The success of the NASSIT scheme is a clear indication that there is nothing wrong with dreaming of something good for your country. In fact, dreaming and having visions are indispensable virtues of good leadership. King Solomon, who is reputed to be the wisest man to have lived is quoted as having observed that, “Without a vision, the people perish”. Without the vision for a scheme to protect our people in their old age, there would have been no NASSIT today. WE thank God for that.

At this juncture, I should like to commend the Board, Management and staff of NASSIT for a job well done. We shall pray that God continue to guide them to do their work to the best of their abilities.

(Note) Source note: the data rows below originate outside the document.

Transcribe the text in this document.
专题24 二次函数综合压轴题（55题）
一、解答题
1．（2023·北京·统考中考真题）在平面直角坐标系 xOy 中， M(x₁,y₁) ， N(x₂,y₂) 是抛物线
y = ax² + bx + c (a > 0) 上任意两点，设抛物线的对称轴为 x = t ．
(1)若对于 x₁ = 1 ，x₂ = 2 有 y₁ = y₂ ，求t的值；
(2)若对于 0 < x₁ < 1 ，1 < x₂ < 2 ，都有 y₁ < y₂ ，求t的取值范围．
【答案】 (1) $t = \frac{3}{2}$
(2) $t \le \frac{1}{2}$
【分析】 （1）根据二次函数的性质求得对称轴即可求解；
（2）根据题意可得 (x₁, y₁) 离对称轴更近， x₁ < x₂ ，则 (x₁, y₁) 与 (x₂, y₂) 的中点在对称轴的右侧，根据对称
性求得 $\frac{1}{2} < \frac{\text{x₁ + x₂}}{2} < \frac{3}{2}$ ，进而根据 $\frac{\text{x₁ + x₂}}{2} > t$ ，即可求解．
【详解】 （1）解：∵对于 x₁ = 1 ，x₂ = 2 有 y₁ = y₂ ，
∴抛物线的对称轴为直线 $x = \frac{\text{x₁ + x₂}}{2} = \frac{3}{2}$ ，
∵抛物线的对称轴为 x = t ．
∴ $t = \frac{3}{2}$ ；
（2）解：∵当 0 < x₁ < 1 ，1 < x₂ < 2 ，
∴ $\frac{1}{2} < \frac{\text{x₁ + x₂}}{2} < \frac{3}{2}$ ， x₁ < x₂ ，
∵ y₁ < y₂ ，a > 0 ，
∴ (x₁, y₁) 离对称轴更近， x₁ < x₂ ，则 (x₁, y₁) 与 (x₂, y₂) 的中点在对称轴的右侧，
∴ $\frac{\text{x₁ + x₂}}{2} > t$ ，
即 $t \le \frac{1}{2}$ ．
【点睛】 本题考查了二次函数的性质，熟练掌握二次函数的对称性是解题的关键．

As the Vice President has been my closest associate in fulfilling the dream of establishing this social security scheme, my fervent hope is that you will support him to become the next President so that he can continue where I leave off. This is because the surest way to fight poverty is to ensure that only those who have been intimately involved in programmes to eliminate it are given the opportunity to continue since all they have to do is to fine tune the process.

On that note, it is now my pleasure to declare this NASSIT BUILDING open.